Thursday, June 26, 2008

Listing the MFC

This week the areas of my past and present university life have intersected. It has been proposed that the Melbourne Football Club be put on the National Trust Heritage register.

This is an interesting thing, because intangible heritage is still a new and contested area among heritage studies and practice, so much so that Australia is yet to become states party to UNESCO’s 2003 Convention on the Safeguarding of Intangible Cultural Heritage and the National Trust are having a conference next week to discuss the issues surrounding intangible heritage.

I wont bore you with the details here. The intricacies of the world of national and international heritage legislation are interesting to only a very few. Find me in a pub after about 3 wines if you want to hear the full story.

Were the Melbourne Football Club to be listed, which incidentally I think there is a lot of merit in doing, it would not afford the club and protection whatsoever. And this is where the media always get it wrong. They don’t understand heritage and report everything to do with it badly - when they report it at all.
‘Club spokesman Leigh Newton rejected suggestions the push for heritage listing was a strategic move to stave off extinction or stymie attempts to forcibly relocate Victorian clubs interstate.’

No kidding.

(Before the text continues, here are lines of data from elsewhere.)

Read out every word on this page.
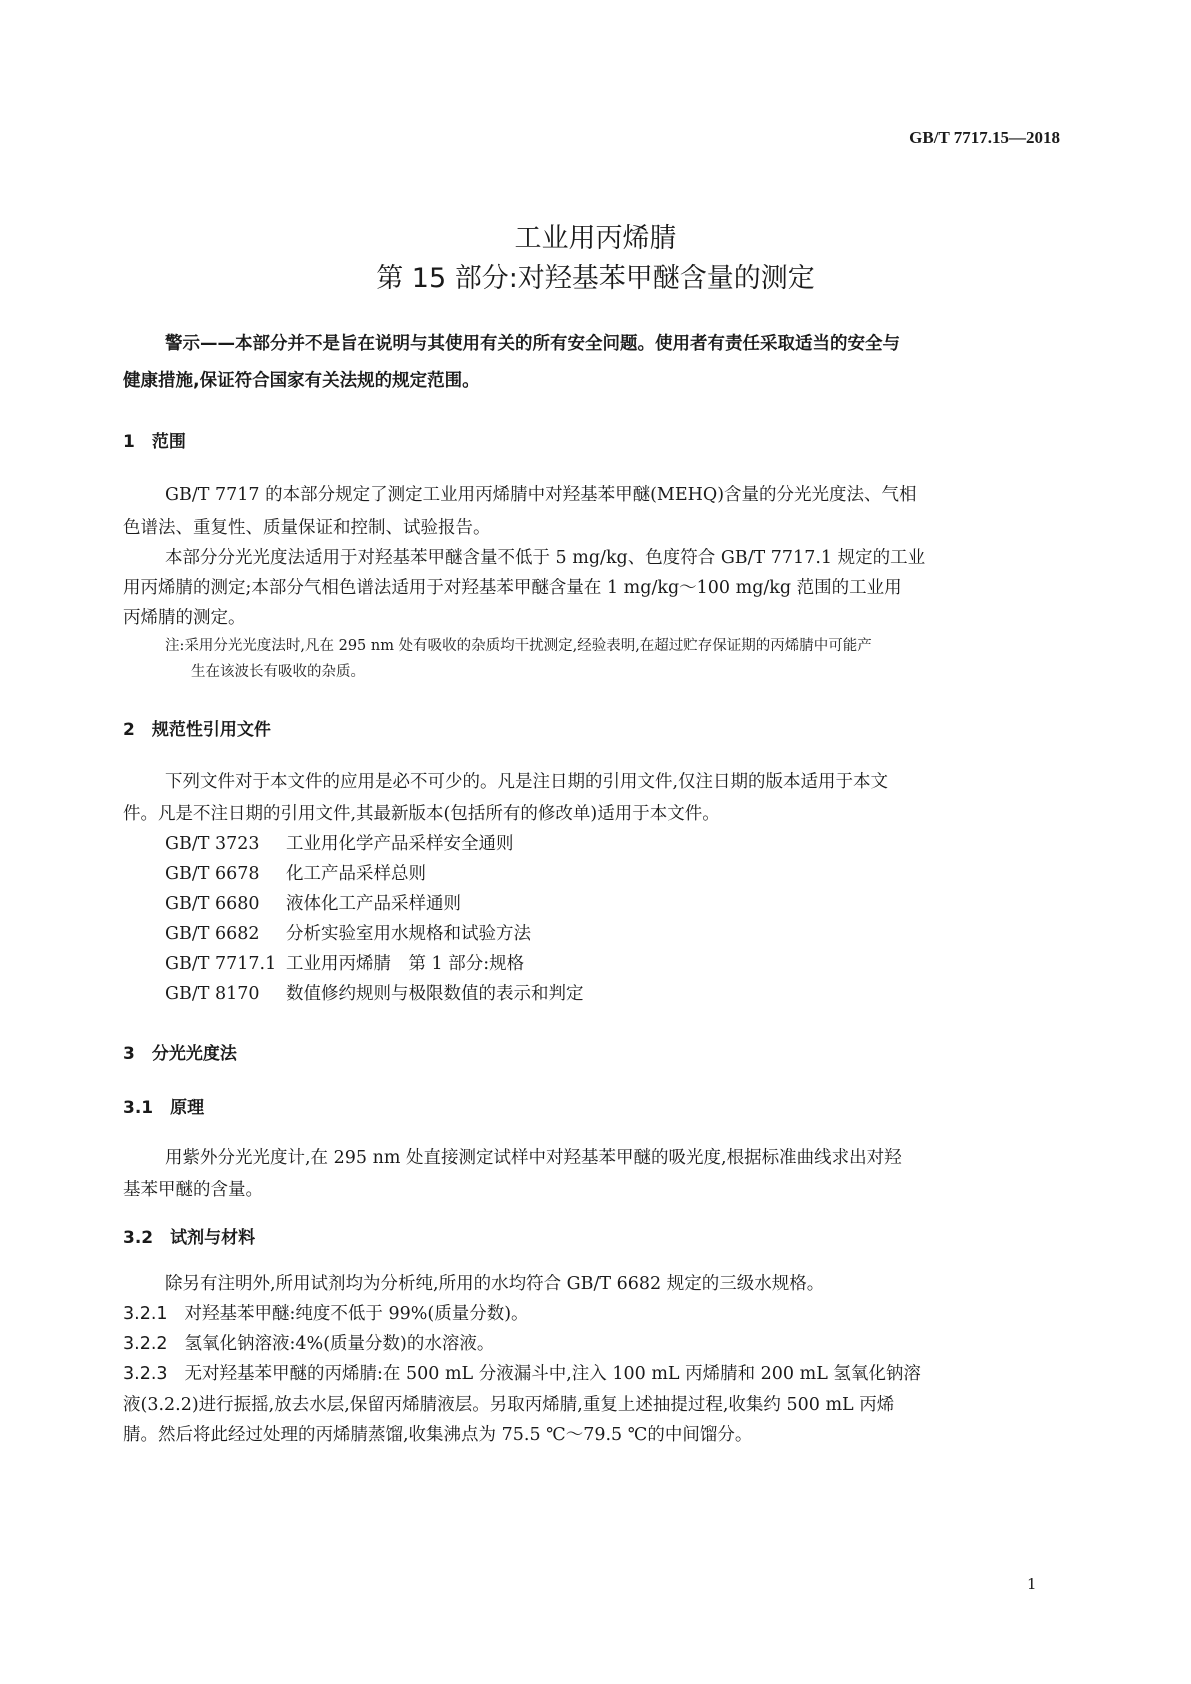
GB/T 7717.15—2018
工业用丙烯腈
第 15 部分:对羟基苯甲醚含量的测定
警示——本部分并不是旨在说明与其使用有关的所有安全问题。使用者有责任采取适当的安全与
健康措施,保证符合国家有关法规的规定范围。
1　范围
GB/T 7717 的本部分规定了测定工业用丙烯腈中对羟基苯甲醚(MEHQ)含量的分光光度法、气相
色谱法、重复性、质量保证和控制、试验报告。
本部分分光光度法适用于对羟基苯甲醚含量不低于 5 mg/kg、色度符合 GB/T 7717.1 规定的工业
用丙烯腈的测定;本部分气相色谱法适用于对羟基苯甲醚含量在 1 mg/kg～100 mg/kg 范围的工业用
丙烯腈的测定。
注:采用分光光度法时,凡在 295 nm 处有吸收的杂质均干扰测定,经验表明,在超过贮存保证期的丙烯腈中可能产
生在该波长有吸收的杂质。
2　规范性引用文件
下列文件对于本文件的应用是必不可少的。凡是注日期的引用文件,仅注日期的版本适用于本文
件。凡是不注日期的引用文件,其最新版本(包括所有的修改单)适用于本文件。
GB/T 3723 工业用化学产品采样安全通则
GB/T 6678 化工产品采样总则
GB/T 6680 液体化工产品采样通则
GB/T 6682 分析实验室用水规格和试验方法
GB/T 7717.1 工业用丙烯腈　第 1 部分:规格
GB/T 8170 数值修约规则与极限数值的表示和判定
3　分光光度法
3.1　原理
用紫外分光光度计,在 295 nm 处直接测定试样中对羟基苯甲醚的吸光度,根据标准曲线求出对羟
基苯甲醚的含量。
3.2　试剂与材料
除另有注明外,所用试剂均为分析纯,所用的水均符合 GB/T 6682 规定的三级水规格。
3.2.1 对羟基苯甲醚:纯度不低于 99%(质量分数)。
3.2.2 氢氧化钠溶液:4%(质量分数)的水溶液。
3.2.3 无对羟基苯甲醚的丙烯腈:在 500 mL 分液漏斗中,注入 100 mL 丙烯腈和 200 mL 氢氧化钠溶
液(3.2.2)进行振摇,放去水层,保留丙烯腈液层。另取丙烯腈,重复上述抽提过程,收集约 500 mL 丙烯
腈。然后将此经过处理的丙烯腈蒸馏,收集沸点为 75.5 ℃～79.5 ℃的中间馏分。
1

The reason it is not a strategic move, is because there is absolutely no strategic advantage to doing so. National Trust heritage listing is a plaque, a little recognition, advice on advocacy from the National Trust if it is threatened, and if the planets align correctly, a marginally more favourable attitude from Heritage Victoria – thought at present they have no capacity to recognise intangible heritage at all.

I think there is value in listing the football club, in recognition of its development of the game and as a founding club. But no one should be deluded into thinking such a listing could have any impact on the chances of the club's survival.



Update: Jake Niall gets its almost half right:

'Similarly, it would be wonderful to maintain the presence of the game's oldest club. But Stynes can't ensure the survival of the Melbourne Football Club via a heritage listing. It will live or die on the basis of its present-day relevance.'

Its still a really annoying article though.

Thursday, June 12, 2008

The MFC, nightclubs and other things I dont know anything about

Radio silence over. Apologies for the slackness people, I discovered Friday Night Lights and a month of my life disappeared.

The last month has been an interesting one in the world of football. My football team has celebrated its 150 years of being in style (I gather - the tickets were so hugely expensive I didn’t go and I don’t know anyone who did). And the team now oscillates between half-arsed, bullshit, membership tearing losses, and impressive, really quite near to good, gallant losses. Its heady days! One day, sometime, we might actually get a W. But looking at the fixture and our “forward line”* I don’t think its going to be this year.

By the end of toady we will also have a new board. It all looks good to me, everyone seems pretty qualified and like all Melbourne supporters I think Jim Stynes is a dead-set champion who can do no wrong. I would, however, like to note the lack of women on his ticket. At the end of this rigmarole we will have only one woman on the board. This is not pleasing.

The topic of footballers and nightclubs has arisen a couple of times in the last month, and what I have to say is this:

I don’t actually know anyone who has been thrown out of a nightclub, and given the behaviour of some people still inside, I’m inclined to believe that it probably pretty difficult to get thrown out.

Can these footballers not keep their head down, have a beverage with their mates, take a few happy snaps on their mobile phones and bugger off home like the rest of us? Apparently they can't because they are harassed by people wanting autographs and blokes wanting to test their manhood by picking a fight. I believe them, and that doesn’t sound like very much fun to me. So my question is, why are footballers still going to nightclubs?

These guys are on enormous paychecks, they all have shiny houses they live in with their footballing mates, so I’ve got an idea, a quick post game trip to Dan's and they can enjoy themselves in the comfort of their own home free from harassment, bouncers and Herald Sun photographers. The only front window they will take a piss on is their own. Problem solved. Next…

Having said that, Buddy didn’t really do anything terrible, and it seems Richo didn’t do anything at all, so I think we should all just take a chill pill.

Round 12 here we come.



On reflection, its possible I might have read a little too much wwtdd today, so things are more acerbic than usual. I’ll aim for something more cerebral for the next installment.



*These quotation marks are on purpose. Something else entirely is going on with these.